Vat Treatment of Aircraft Leasing for Private Use
A leasing agreement of an aircraft is an agreement whereby the lessor (the owner of the aircraft) contracts the use of the aircraft to a lessee (the person who leases the aircraft for private use) for a consideration. In addition, after the end of the lease period, the lessee may opt to purchase the aircraft at a percentage of the original cost. The final purchase is strictly an option which may be exercised by the lessee for a separate consideration.
For VAT purposes, except in the cases of aircraft used by airline operators in international traffic which would be VAT-exempt, the lease of an aircraft is a supply of a service which is subject to VAT with the right of deduction of input VAT by the lessor (where such right applies). This service is taxable according to the use of the aircraft attributed within the airspace of the European Union.

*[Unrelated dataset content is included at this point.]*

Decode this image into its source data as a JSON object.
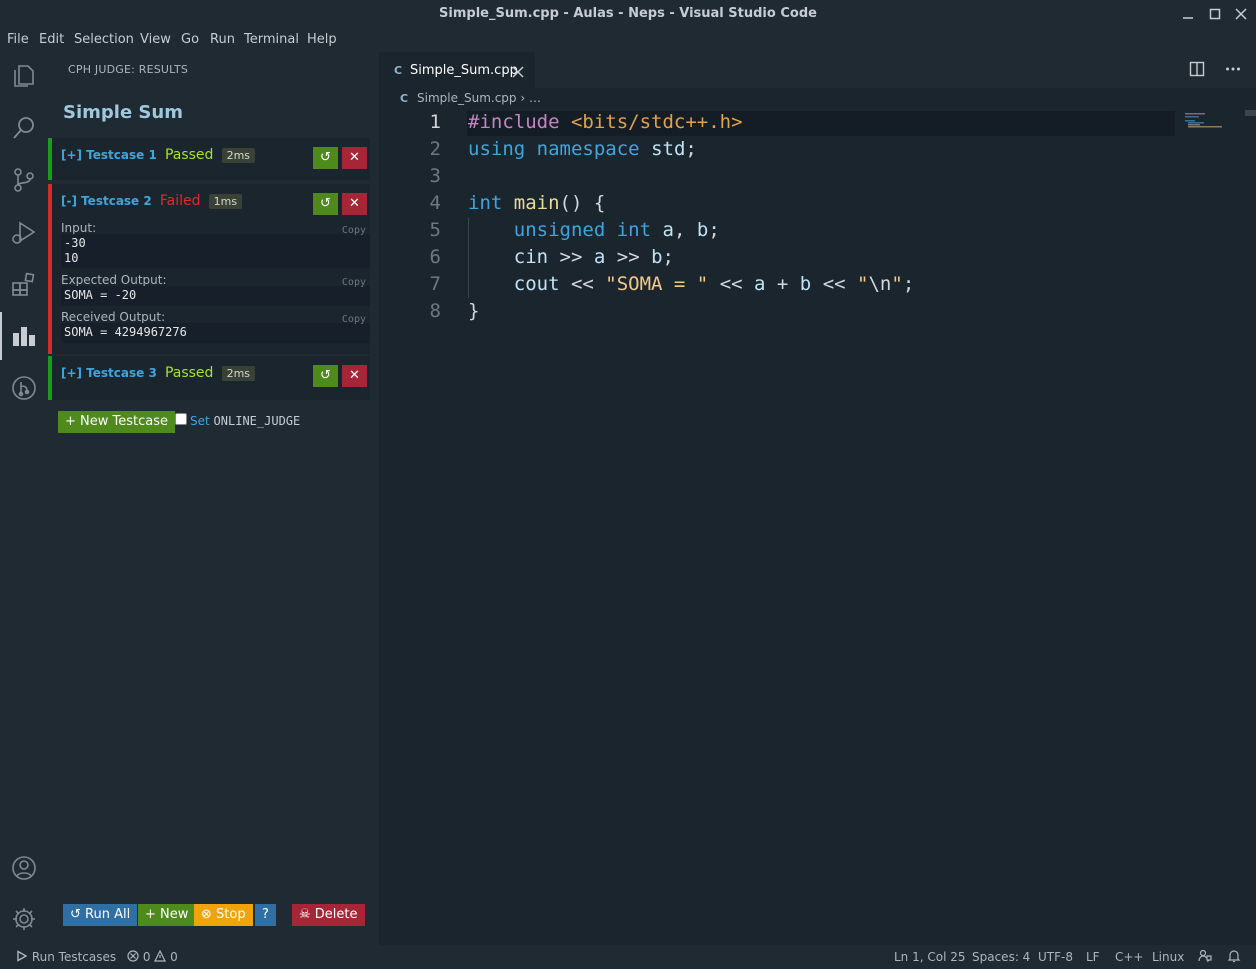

It is very difficult to identify beforehand the movement of an aircraft in order to determine the period that the aircraft is used within the airspace of the EU and the time that it is used outside of the EU. In this regard, the estimated percentage portion of the lease based on the time that the aircraft is used in the airspace of the EU is calculated on the basis of an expert technical study. The standard rate of VAT of 18% is applied on the established percentage of the lease, deemed to be related to the use of the aircraft in EU airspace. The table below indicates the established percentage portions according to the type of aircraft:
|Aircraft range (km)
|Community use %
|Effective VAT rate
In order to apply this treatment the following conditions shall apply:
- The leasing agreement shall be between a lessor who is established in Malta and a lessee who is also established in Malta and who would not be eligible to claim input tax in respect of the lease;
- The lease agreement shall not exceed a period of 60 months and the lease installments shall be payable every month;
- The Commissioner for Revenue may require the lessor to submit details regarding the use of the aircraft;
- Prior approval must be sought in writing from the VAT Department and each application will be considered on its own merits. Furthermore, the Commissioner for Revenue may impose other conditions which he may deem appropriate.
Where after the end of the lease the lessee exercise the option to purchase the aircraft, a VAT paid certificate will be issued provided that all the VAT due has been fully paid.